On s’en étonne et l’on en parle en vain, C’est un secret, un mistere divin. L’homme de bien gémit dans la misere. Le méchant rit et fait fort bonne chere. C’est un abîme à tout esprit humain. Un idolâtre offroit chaque matin Voeux et presens à l’autel de Jupin Et cependant vivoit en pauvre here. On s’en étonne.
Il se rebute et pressé de la faim; Contre l’Idole il s’emporte à la fin. « Je t’ai, dit-il, trop servi sans salaire, Idole ingrate ». Il la jette par terre; Du tronc brisé tombe un riche butin: On s’en étonne.
26 La Nourrice et le Loup
« Fiez-vous-y, comptez sur ma promesse, Si vous criez, par ma foi, je vous laisse Manger au Loup ». Le Loup, qui l’entendit, Vient promptement pour manger le petit. A le chasser la nourrice s’empresse. Il s’en retourne au bois plein de tristesse. « Oh, Dieu! dit-il, qu’une femme est traîtresse: Je la croyois à son serment maudit,
Fiez-vous-y ».
Pauvres amans, c’est à vous qu’il s’adresse.
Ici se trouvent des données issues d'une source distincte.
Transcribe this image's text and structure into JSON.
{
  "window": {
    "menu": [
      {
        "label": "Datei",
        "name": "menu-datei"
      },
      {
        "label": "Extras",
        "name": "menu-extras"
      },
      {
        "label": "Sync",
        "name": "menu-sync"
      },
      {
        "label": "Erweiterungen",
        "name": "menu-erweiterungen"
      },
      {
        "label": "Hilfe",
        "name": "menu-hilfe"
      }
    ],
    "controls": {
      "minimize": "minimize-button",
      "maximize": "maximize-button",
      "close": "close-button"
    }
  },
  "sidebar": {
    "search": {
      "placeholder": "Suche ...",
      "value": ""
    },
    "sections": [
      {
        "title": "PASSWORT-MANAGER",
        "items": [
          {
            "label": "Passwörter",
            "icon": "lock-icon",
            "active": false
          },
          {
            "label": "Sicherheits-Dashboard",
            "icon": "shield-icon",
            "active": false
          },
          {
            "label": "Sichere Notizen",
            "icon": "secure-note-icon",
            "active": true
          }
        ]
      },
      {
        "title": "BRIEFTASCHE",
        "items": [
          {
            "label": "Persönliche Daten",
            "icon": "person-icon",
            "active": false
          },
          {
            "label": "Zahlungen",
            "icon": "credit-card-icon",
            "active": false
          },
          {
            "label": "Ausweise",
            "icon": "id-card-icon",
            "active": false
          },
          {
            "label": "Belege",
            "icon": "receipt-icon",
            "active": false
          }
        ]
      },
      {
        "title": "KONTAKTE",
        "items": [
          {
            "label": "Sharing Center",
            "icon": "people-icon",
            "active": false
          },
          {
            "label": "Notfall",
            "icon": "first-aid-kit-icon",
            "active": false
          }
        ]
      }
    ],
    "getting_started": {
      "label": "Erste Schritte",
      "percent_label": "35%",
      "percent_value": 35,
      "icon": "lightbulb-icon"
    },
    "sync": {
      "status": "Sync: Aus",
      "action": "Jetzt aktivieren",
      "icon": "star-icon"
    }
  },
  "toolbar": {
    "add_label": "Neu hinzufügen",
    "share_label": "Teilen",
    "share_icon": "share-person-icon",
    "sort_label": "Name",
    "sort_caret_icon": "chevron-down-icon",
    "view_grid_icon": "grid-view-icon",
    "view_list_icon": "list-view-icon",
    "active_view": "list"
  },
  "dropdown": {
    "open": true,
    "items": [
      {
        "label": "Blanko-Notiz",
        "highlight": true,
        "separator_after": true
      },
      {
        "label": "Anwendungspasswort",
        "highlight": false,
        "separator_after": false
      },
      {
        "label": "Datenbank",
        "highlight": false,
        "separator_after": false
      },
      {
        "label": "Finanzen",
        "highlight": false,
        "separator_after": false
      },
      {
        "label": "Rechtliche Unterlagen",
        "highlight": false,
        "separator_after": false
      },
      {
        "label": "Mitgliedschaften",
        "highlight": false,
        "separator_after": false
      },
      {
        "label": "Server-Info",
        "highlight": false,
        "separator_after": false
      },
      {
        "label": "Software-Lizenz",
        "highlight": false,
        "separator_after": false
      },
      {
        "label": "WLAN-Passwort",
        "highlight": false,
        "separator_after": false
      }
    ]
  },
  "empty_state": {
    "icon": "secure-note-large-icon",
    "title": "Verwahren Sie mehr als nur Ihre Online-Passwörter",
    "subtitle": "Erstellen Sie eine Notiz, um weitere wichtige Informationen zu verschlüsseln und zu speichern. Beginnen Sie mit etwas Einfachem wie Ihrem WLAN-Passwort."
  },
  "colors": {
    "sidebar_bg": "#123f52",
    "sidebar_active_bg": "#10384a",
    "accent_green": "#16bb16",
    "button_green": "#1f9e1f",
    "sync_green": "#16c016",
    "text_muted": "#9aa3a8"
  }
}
Vous languissez aux pieds d’une maîtresse, Vous l’adorez lorsqu’elle vous trahit. Vous la croyez, parce qu’elle vous dit,
«C’est pour vous seul que j’ai de la tendresse, Fiez-vous-y ».
27 Le Laboureur et son potage
Il y revient à son petit menage, Le vilageois sortant du labourage. En arrivant il se met sur son lit Puis il se leve avec bon apétit, Etend la nappe et dresse son potage. Mangeant trop vite, il se brule, il enrage. « Au diable soit, dit-il, le tripotage ». Mais cependant la soupe réfroidit Il y revient.
Un pauvre amant qu’une infidele engage Voudroit sortir de son triste esclavage Et fait souvent éclatter le dépit.
Mais c’est en vain que le malheureux dit « Non, je ne veux plus voir cette volage! »: Il y revient.
28 Le Dragon et l’enclume
« Finis ton projet par l’enclume A qui ce dragon plein d’écume S’efforce d’entamer la peau, Me dit la muse au gay museau, A ce métier ne t’accoutume. Vois ce Dragon, il se consume ; Ainsi trop de toi ne présume, Mais soient tes vers par ce rondeau Finis ».
Toutefois mon feu se ralume Et je vais retailler ma plume Pour un dessein rare et nouveau. Muse, fais qu’il soit bon et beau, C’est le dernier de ce volume, Finis.